- Q. I can't seem to get myself
out of the "office." The work is never done and it's
always right here so I figure I should be working. My 6 year
old daughter is the reason I took a leap and began working from
home but she never gets any time with me.
Part of the problem is that I sometimes don't realize how close
a deadline is and take too much time to spend out of the office.
Another is that I have to do more than usual to prove to the
bosses that working at home doesn't mean I'm loafing around in
my slippers, even though I took a 30% paycut to do it.
- Finally, I'm
an organizational freak and if the house or the office is in
disarray I clean first, then work.
My daughter is great and doesn't cause any problems. She takes
it better than she should that I work an average of 14 hours
a day at least 2 wks out of the month. Please HELP!
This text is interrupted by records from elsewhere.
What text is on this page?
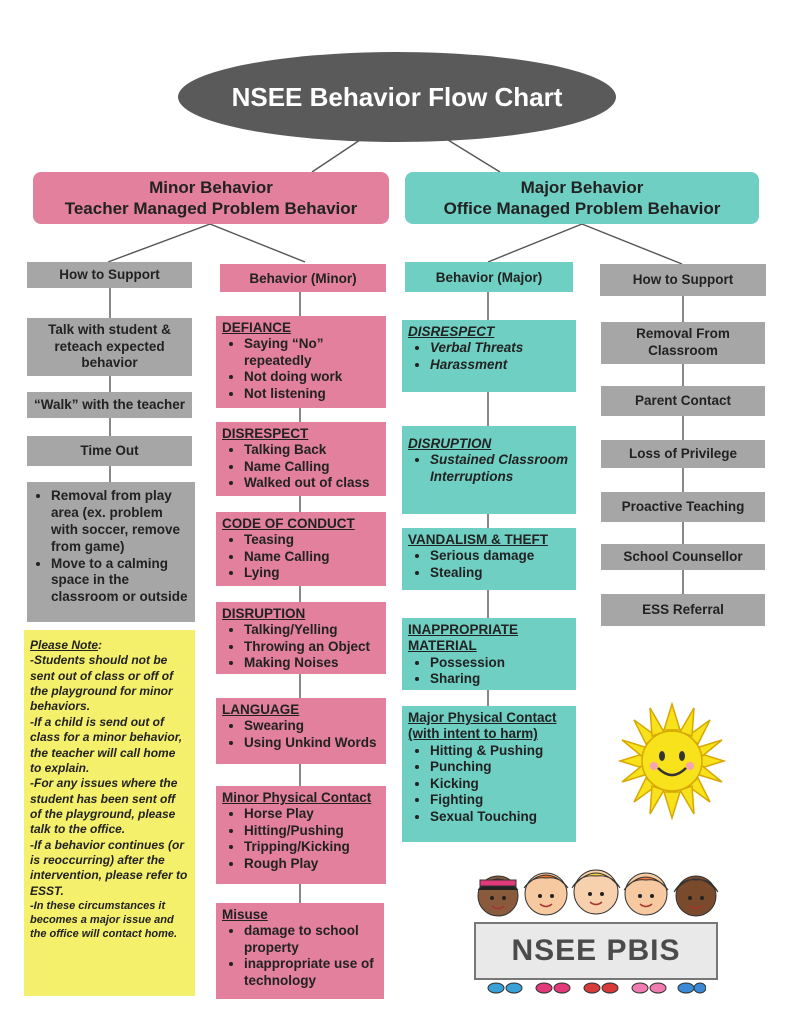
NSEE Behavior Flow Chart
Minor Behavior
Teacher Managed Problem Behavior
Major Behavior
Office Managed Problem Behavior
How to Support	Behavior (Minor)	Behavior (Major)	How to Support
Talk with student &
reteach expected
behavior
“Walk” with the teacher
Time Out
• Removal from play area (ex. problem with soccer, remove from game)
• Move to a calming space in the classroom or outside
DEFIANCE
• Saying “No” repeatedly
• Not doing work
• Not listening
DISRESPECT
• Talking Back
• Name Calling
• Walked out of class
CODE OF CONDUCT
• Teasing
• Name Calling
• Lying
DISRUPTION
• Talking/Yelling
• Throwing an Object
• Making Noises
LANGUAGE
• Swearing
• Using Unkind Words
Minor Physical Contact
• Horse Play
• Hitting/Pushing
• Tripping/Kicking
• Rough Play
Misuse
• damage to school property
• inappropriate use of technology
DISRESPECT
• Verbal Threats
• Harassment
DISRUPTION
• Sustained Classroom Interruptions
VANDALISM & THEFT
• Serious damage
• Stealing
INAPPROPRIATE MATERIAL
• Possession
• Sharing
Major Physical Contact
(with intent to harm)
• Hitting & Pushing
• Punching
• Kicking
• Fighting
• Sexual Touching
Removal From Classroom
Parent Contact
Loss of Privilege
Proactive Teaching
School Counsellor
ESS Referral
Please Note:

-Students should not be sent out of class or off of the playground for minor behaviors.

-If a child is send out of class for a minor behavior, the teacher will call home to explain.

-For any issues where the student has been sent off of the playground, please talk to the office.

-If a behavior continues (or is reoccurring) after the intervention, please refer to ESST.

-In these circumstances it becomes a major issue and the office will contact home.	NSEE PBIS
A. As the old saying goes, "A man works
from sun to sun, but a woman's work is never done." You
have to face the fact that there will always be more work
to do. But you won't always have a precious child at your
- You say your
daughter is "great" and "doesn't cause any problems."
Because of her easy disposition may I suggest you try setting
up a work station for her in your office. It doesn't work with
all kids (it only worked with one of my four children) but when
it does work, it's delightful. She can do homework, read, pretend
to type (or really type) at your side.
- Because you
like to be organized, I would also suggest making a daily work
schedule that includes specific time to be with your daughter.
If this time is written into your schedule, you won't feel "guilty"
about spending that time with her. After all, it's in the schedule.
- Also, if you
have a positive attitude about what a blessing it is to be able
to work at home, your day will go more smoothly. Think of all
the things you don't have to deal with - commuting, expensive
work clothes, sitting in a cubicle, office politics...That reminds
me of one of my favorite "Funny Kid" stories:
- At the dinner
table Don was letting off some steam that had built up from the
day's office politics. His 9-year-old son was surprised by his
father's frustration. "But Dad," he protested, "aren't
you pretty high up in your company's anarchy?"